- CHF leads, GBP lags for the day
- European equities down; S&P 500 futures down 0.6%
- US 10-year rates down 2 basis points to 3.943%
- Gold down 0.4% to $1,622.27
- WTI crude up 0.3% at $78.75
- Bitcoin down 0.8% to $18,911
It’s a crazy time in the markets when you see that a central bank has to intervene in a big way because of its own government’s policy and not an external shock. Yet this is the case in the UK, as the Bank of England was forced to reinitiate QE in its £2 trillion gilt market, in order to restore functioning and orderly market conditions.
UK gilt yields reacted accordingly, falling sharply with 10-year yields down 30bps on the day to 4.20%, with the low hitting 4.01% earlier after the announcement. However, the pound came off after an initial boost that took Cable to a high of 1.0838 and is now down 1.4% at 1.0580 at the time of writing.

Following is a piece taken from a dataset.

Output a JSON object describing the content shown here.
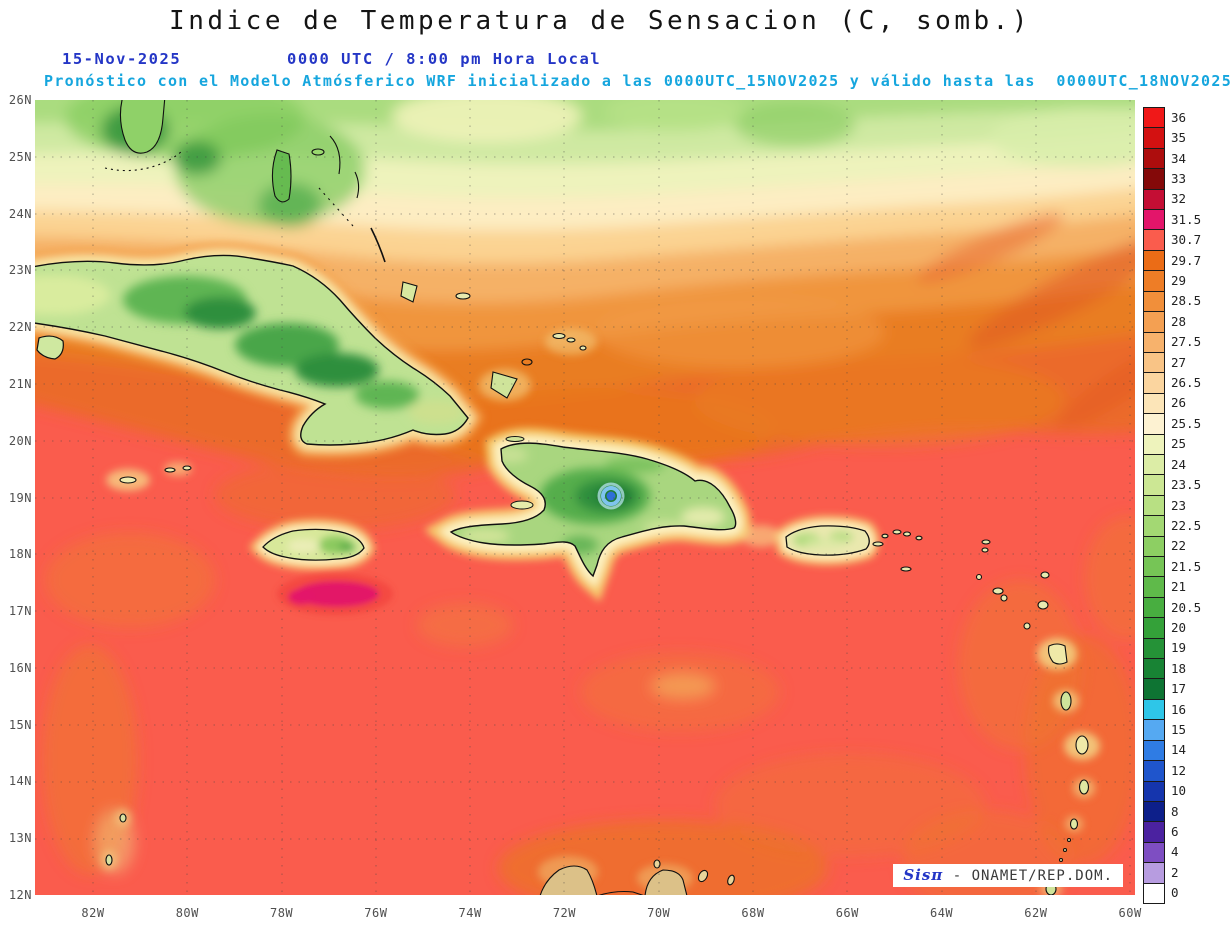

The BOE’s announcement provided brief relief for risky trades as US futures pared down about 1% before now falling back heading into North American trading. In the major currency space, it is still the dollar as the greenback continues its wild run across the board.
EUR/USD is down 0.3% at 0.9555 as downside pressure persists while USD/JPY is steady around the 144.60-70 levels as buyers remain cautiously poised to try to retest 145.00 amid intervention fears.
Commodity currencies remain on the back with USD/CAD up 0.3% at 1.3770 after previous highs of 1.3832. Meanwhile, the aussie continues its journey to recover its Pacific Peso headline with another 0.6% drop to 0.6395 – but also off its previous low of 0.6365.
The UK circus may steal the show in the markets, but let’s not get too distracted because the buy the dollar, sell everything else the narrative is always the main narrative.